Respir Med. 2016 Aug;117:40-7.


背景:
 この研究の目的は、NSIPと診断された患者がその後膠原病を発症する頻度と臨床的特徴を調べることである。

方法:
 外科的肺生検によってNSIPと診断された72人の患者を連続して登録した後ろ向き研究である(特発性NSIP:35人、膠原病関連NSIP:37人)。特発性NSIP診断後6ヶ月以内にACR基準を満たした患者はいなかった。

結果:
 特発性NSIPと診断された35人のうち、6人(17.1%)の患者がフォローアップ期間(5.5±5.0年)の間に膠原病を発症した。そのうち、3人が皮膚筋炎、2人がオーバーラップ症候群、1人が関節リウマチであった。
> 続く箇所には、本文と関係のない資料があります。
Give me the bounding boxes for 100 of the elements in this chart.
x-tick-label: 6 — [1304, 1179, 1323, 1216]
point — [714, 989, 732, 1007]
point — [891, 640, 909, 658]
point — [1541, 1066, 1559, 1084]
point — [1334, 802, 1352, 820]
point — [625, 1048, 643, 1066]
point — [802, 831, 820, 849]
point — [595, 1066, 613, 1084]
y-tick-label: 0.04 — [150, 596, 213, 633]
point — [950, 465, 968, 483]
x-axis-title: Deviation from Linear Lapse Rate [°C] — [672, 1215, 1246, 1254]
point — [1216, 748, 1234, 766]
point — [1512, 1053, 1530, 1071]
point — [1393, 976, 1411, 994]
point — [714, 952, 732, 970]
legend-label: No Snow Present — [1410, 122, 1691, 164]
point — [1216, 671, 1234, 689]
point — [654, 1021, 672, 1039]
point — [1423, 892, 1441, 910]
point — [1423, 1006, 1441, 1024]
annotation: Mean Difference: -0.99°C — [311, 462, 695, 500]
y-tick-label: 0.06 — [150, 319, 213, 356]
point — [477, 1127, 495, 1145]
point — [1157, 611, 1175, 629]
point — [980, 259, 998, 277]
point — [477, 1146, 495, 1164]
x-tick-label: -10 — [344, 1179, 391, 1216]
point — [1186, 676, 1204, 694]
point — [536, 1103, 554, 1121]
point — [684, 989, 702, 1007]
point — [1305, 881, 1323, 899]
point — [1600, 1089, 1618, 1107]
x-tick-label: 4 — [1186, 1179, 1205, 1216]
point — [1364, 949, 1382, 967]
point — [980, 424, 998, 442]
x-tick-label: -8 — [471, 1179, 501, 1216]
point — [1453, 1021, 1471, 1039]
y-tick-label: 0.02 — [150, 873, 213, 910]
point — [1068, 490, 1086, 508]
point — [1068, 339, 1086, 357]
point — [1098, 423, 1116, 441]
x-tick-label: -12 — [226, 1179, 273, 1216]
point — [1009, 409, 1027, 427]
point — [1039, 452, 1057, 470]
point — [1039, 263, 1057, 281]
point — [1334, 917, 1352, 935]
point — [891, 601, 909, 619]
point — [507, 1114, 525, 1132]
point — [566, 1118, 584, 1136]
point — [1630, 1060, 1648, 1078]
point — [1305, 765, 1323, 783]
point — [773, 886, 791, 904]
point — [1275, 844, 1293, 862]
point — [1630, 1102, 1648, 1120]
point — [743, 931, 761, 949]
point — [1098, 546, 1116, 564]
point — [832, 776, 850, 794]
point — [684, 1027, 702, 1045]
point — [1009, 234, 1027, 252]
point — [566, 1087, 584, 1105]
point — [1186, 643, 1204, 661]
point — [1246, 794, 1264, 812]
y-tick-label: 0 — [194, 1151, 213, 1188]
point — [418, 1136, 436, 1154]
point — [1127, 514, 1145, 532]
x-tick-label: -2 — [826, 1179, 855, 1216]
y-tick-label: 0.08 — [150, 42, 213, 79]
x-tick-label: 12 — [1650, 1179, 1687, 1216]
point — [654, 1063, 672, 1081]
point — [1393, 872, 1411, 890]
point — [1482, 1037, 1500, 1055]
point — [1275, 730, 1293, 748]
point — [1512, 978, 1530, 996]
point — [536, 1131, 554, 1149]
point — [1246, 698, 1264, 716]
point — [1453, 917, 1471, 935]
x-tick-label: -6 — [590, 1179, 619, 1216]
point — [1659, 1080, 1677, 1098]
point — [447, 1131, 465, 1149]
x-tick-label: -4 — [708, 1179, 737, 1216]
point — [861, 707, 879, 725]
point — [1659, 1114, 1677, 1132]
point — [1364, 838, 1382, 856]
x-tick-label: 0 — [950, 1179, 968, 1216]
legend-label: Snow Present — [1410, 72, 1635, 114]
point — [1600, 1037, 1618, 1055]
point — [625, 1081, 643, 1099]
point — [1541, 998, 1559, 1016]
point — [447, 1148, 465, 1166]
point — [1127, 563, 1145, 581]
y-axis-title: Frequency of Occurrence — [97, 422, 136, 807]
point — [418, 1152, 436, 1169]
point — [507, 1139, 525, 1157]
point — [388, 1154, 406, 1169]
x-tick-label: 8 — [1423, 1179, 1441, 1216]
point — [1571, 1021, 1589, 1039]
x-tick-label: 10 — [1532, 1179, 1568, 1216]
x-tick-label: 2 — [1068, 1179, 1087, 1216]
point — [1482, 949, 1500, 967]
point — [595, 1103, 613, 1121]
膠原病診断までの平均期間は2年(6ヶ月~3.5年)だった。膠原病診断前NSIP同定患者、特発性NSIP患者、膠原病関連NSIP患者における臨床的特徴と生存期間には有意な差はなかった。加えて、初期診断時、膠原病診断前NSIP同定患者と特発性NSIP患者の間にIPAF (interstitial pneumonia with autoimmune features)のような基準を満たす頻度に差はみられなかった。

結論:
 特発性NSIP患者において膠原病の発症を予測することは困難であり注意深く観察する必要がある。